Задача, в случае Бланшо, практически по всем этим пунктам невыполнимая, причем причины ее невыполнимости по отдельным пунктам странным образом усиливают друг друга: действительно, как познакомиться с автором-отшельником, который выстроил всю свою жизнь вокруг "исчезновения автора в изложении” (Малларме); биография которого полунеизвестна, полудискуссионна; корпус рассматриваемых текстов до сих пор по сути не освоен критикой, чьи оценки являют собой верх субъективности, а наиболее яркие трактовки облечены подчас в беллетристические формы?
Но основная причина носит неожиданно субъективный, дважды субъективный характер.
"Говорить о Морисе Бланшо можно, только говоря о ком-то другом — о его читателе, о самом себе. Да, о нем можно говорить, только разбираясь в самом себе, ибо бесконечная скромность призывает к бесконечному бесстыдству ”. (Бернар Ноэль). [1] R.Laporte, В Noel. Deux lectures de Maurice Blanchot, Fata Morgana, 1973, pp. 53–54.
Да, позиция автора, сознательно и последовательно стирающего свое личностное присутствие и из своих произведений, и вообще из сферы публичности, на протяжении без малого полувека ведущего отшельнический образ жизни, неминуемо ставит под сомнение правомочность говорить о нем в общепринятом тоне: оглядка на биографию начинает казаться чуть ли не кощунством, попытки реконструировать творческую историю текста — верхом бесцеремонности; сомнительность настигает даже сам статус направленного на подобный предмет критического письма (симптомом чему и служит упоминавшаяся выше его беллетризация). Преодоление навязанной скромностью скованности непременно оставляет ощущение индивидуального риска, балансирования на грани, которую не стоит переступать, темы, которой лучше не касаться; ощущение предельно субъективное, но не становящееся от этого слабее.
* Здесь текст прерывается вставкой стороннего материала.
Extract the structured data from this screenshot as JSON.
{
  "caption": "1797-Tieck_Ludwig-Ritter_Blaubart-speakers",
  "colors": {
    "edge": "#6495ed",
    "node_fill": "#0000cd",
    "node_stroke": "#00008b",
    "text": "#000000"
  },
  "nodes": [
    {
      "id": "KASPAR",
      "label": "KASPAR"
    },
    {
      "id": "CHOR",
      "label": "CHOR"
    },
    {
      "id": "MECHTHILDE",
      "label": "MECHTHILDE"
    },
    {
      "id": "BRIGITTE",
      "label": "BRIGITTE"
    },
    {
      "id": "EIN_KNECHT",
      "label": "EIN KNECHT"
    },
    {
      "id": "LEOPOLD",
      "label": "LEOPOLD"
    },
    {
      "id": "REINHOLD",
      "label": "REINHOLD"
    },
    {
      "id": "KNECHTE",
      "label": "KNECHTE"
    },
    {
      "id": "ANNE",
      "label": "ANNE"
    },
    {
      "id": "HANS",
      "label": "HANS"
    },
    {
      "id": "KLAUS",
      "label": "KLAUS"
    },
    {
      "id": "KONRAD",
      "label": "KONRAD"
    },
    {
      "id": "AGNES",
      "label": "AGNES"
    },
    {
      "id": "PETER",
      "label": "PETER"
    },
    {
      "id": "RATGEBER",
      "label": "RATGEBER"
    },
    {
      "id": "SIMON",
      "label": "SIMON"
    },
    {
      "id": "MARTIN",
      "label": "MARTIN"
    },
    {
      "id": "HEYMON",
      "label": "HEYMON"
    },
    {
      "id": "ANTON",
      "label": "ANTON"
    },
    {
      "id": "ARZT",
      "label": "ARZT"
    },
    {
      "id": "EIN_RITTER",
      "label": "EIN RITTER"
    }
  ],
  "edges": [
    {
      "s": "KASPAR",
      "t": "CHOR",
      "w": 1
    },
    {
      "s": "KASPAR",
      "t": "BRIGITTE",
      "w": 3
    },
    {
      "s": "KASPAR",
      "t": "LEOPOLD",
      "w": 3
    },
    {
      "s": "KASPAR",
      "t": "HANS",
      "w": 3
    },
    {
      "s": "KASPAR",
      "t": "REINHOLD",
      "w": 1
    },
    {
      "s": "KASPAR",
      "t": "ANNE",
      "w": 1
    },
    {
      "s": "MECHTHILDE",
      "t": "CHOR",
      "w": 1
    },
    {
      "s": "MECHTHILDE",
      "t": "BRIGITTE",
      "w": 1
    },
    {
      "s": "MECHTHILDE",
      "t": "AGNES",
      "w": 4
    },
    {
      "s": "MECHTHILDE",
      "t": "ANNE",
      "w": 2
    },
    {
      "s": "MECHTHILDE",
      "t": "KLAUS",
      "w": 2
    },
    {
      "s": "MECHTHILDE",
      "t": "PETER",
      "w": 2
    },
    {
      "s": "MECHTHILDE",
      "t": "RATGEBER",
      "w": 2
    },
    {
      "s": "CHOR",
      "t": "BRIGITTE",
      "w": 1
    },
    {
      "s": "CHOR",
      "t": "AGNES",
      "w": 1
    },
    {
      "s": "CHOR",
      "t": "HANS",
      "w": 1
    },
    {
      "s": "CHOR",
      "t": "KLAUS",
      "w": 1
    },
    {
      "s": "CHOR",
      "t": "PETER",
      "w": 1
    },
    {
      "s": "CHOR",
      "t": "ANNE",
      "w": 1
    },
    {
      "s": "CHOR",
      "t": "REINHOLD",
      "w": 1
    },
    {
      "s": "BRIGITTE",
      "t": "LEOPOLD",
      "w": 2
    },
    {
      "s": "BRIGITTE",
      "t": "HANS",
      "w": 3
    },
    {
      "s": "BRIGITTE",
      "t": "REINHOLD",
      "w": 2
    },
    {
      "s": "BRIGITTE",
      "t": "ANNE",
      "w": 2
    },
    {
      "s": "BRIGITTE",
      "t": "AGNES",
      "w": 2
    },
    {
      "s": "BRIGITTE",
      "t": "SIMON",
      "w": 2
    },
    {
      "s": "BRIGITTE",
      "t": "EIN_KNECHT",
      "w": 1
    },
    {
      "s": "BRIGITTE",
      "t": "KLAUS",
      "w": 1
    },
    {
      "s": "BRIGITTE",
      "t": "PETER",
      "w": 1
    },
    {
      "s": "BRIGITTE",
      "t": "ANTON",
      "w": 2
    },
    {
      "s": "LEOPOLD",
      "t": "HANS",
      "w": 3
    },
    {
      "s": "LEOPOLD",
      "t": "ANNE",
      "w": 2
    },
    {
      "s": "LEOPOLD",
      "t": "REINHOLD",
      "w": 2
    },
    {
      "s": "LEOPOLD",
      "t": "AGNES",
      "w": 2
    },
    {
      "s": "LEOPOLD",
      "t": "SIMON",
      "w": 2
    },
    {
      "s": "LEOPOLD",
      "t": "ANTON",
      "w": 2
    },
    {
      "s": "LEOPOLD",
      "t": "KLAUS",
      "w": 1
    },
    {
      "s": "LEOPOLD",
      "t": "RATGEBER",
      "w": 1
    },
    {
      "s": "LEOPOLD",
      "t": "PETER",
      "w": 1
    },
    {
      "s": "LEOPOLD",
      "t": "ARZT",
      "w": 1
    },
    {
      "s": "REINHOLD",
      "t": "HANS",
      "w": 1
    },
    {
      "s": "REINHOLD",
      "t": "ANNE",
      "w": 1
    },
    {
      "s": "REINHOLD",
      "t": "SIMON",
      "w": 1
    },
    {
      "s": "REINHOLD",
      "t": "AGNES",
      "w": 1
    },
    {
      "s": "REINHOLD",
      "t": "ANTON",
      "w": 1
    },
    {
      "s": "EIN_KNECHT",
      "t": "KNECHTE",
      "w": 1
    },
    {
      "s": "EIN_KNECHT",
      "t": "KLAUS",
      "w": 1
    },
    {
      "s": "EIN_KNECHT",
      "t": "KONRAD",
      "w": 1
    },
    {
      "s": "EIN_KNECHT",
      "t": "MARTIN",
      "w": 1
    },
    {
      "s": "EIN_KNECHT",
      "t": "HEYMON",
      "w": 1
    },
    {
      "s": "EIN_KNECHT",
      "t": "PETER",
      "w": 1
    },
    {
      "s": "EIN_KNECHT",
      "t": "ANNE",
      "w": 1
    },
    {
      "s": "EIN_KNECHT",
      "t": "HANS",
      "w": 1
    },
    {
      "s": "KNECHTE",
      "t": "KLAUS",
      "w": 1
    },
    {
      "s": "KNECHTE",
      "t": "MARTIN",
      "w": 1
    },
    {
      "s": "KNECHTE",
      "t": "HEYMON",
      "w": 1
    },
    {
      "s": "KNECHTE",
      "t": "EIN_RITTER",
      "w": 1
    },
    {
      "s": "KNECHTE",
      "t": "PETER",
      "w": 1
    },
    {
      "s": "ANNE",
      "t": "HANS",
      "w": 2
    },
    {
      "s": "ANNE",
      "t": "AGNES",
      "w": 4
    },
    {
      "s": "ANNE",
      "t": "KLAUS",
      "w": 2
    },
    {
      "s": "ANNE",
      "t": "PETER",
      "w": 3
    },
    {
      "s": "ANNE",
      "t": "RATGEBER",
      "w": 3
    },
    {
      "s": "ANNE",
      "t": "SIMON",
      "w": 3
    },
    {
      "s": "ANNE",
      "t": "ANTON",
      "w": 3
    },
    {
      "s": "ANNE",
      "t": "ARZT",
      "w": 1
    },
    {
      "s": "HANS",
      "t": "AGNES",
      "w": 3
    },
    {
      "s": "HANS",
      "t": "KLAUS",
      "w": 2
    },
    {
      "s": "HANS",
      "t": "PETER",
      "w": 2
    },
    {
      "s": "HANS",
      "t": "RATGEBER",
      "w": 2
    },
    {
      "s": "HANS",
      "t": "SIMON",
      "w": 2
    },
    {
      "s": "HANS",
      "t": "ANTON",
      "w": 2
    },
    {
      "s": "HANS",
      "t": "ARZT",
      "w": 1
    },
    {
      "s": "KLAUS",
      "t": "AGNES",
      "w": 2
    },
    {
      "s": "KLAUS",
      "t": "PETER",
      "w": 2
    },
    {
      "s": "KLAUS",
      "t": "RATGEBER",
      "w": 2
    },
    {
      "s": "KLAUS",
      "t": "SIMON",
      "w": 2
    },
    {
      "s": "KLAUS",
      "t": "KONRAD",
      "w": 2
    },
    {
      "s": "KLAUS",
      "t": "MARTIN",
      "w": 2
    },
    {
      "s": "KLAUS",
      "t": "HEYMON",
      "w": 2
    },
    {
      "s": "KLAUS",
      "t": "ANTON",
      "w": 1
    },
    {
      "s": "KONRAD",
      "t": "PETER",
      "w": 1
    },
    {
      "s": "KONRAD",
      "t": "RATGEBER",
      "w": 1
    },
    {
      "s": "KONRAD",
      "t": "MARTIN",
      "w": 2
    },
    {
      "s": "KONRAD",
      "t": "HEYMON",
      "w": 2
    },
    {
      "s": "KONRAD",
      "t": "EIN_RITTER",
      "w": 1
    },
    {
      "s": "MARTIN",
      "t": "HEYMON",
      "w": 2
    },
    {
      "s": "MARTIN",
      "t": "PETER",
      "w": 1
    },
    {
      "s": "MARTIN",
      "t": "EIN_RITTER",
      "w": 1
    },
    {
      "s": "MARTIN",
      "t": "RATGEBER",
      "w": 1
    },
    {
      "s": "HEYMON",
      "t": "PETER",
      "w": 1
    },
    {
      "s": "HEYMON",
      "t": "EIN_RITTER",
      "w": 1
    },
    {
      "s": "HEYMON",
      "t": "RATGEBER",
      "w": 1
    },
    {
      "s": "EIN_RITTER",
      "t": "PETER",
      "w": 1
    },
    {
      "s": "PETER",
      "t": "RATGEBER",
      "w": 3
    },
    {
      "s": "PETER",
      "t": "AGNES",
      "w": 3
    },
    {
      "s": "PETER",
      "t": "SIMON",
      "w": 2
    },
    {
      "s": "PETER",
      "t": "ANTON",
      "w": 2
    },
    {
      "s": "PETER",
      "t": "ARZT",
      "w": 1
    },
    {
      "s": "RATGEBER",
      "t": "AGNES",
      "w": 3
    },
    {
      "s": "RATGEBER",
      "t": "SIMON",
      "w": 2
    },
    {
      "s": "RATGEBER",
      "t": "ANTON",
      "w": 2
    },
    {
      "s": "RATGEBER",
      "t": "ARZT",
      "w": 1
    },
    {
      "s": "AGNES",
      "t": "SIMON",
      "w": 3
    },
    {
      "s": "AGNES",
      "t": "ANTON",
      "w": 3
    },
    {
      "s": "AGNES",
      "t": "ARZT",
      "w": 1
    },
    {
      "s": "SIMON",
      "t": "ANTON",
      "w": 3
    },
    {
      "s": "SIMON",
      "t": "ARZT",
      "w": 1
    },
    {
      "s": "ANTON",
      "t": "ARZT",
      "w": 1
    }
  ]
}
И даже, к примеру, совершенно замечательная во всех отношениях книга (определяющая себя в подзаголовке как “опыт биографии”) Кристофа Бидана [2] С. Bident, klaurice Blanchol, ип partenaire invisible. Champ Vallon, 1998
(без отсылок к которой просто невозможно впредь писать о Бланшо и о которой, конечно, еще пойдет речь) все же оставляет — для меня, — особенно в частях, привносящих биографические мотивы в рассмотрение прозы писателя, ощущение какой-то не до конца проясненной неловкости, рискну сказать неэтичности — по отношению не столько даже к писателю, сколько к его тексту, к которому он имел волю себя свести, к его “беллетристике”, [3] За непереводимостью на русский французского (и английского) слова fiction, для обозначения “художественной литературы” мы будем пользоваться этим несколько легкомысленным словом.
которая из-за его позиции становится куда более беззащитной, уязвимой.
И тем не менее, пусть и в общих чертах, биография… [4] Капитальное исследование Бидана представляется в этой связи незаменимым; следует отметить не только проведенную ее автором огромную работу по сбору фактического материала, но и тонкость его анализов, взвешенность оценок, наконец, сродственную своему предмету изощренность (подчас излишне барочную) стиля. Судя по появившемуся в периодике переводу глав из этого труда (Логос, № 4, 2000, стр. 134–159; пер. С. Дубина), можно ждать и его русского издания — несколько опережающего события на фоне общей рецепции творчества Бланшо в России.
Во-первых, смущающая критиков фиктивная (снова fiction), провокативно просвечивающая сквозь смутную череду интимно описываемых от первого лица событий из его прозы, во-вторых, фактическая, заключаемая им в скобки… Как ни странно, на склоне дней Бланшо то и дело сам обращается в иногда становящихся общественным достоянием обрывочных воспоминаниях к фактам своей биографии — ничуть себе при этом не изменяя, ибо воспоминания эти проходят под знаком встреч, [5] “Значение для меня имели встречи, когда случай становится необходимостью. Встречи с людьми, встречи с местами. Моя биография в этом” (“Les rencontres”, Le Nouvel Observaleur, n° 1045, novembre 1984, p. 84).
дружбы, каковая, как хорошо известно, играла в жизни Бланшо совершенно исключительную роль. Собственно, дружбой и измеряет он сам свою подлинную биографию: в том же автобиографическом наброске Бланшо перечисляет имена тех, встречи с кем оказали решающее воздействие на его жизнь: Эммануэль Левинас, Жорж Батай, Рене Шар и Робер Антельм. Но постороннему — читателю невозможно и, боюсь что нежелательно следовать частностям сугубо интимного — куда интимнее сексуального — дружеского общения; это не случай, скажем, Гурджиева с его “встречами” с “замечательными людьми”. Мы можем измерить внешнее, или, скажем, интеллектуальное, значение этих “встреч” — но давайте забудем при этом о дружбе. Осознаем лишний раз, что через Левинаса Бланшо еще в конце 20-х познакомился с революционной в ту пору мыслью Гуссерля и, особенно, Хайдеггера, вместе с Батаем познал неминуемость преступания в своем внутреннем опыте через любые пределы; ведомый примером Шара, прошел путь от бесконечно одинокого (см. об этом в “Том, кто не сопутствовал мне”) углубления в литературное пространство до осознанной политической ангажированности; вместе с Антельмом, наконец, (и вместе с Дионисом Масколо) пережил опыт Освенцима. И не забудем, что для него самого в счет было не это, а именно дружба, знаки которой боязливо рассеяны по страницам его критики. [6] В первую очередь см. посвященный памяти Батая текст “Дружба”, давший название одноименному сборнику статей: М. Blanchot. L'Amilie, Gallimard, 1971, pp. 326–330; рискну также отослать по всему связанному с биографией Бланшо кругу вопросов к собственному послесловию в книге: М. Бланшо. Мишель Фуко, каким я его себе представляю, СПб., Machina, 2002, стр. 75–93.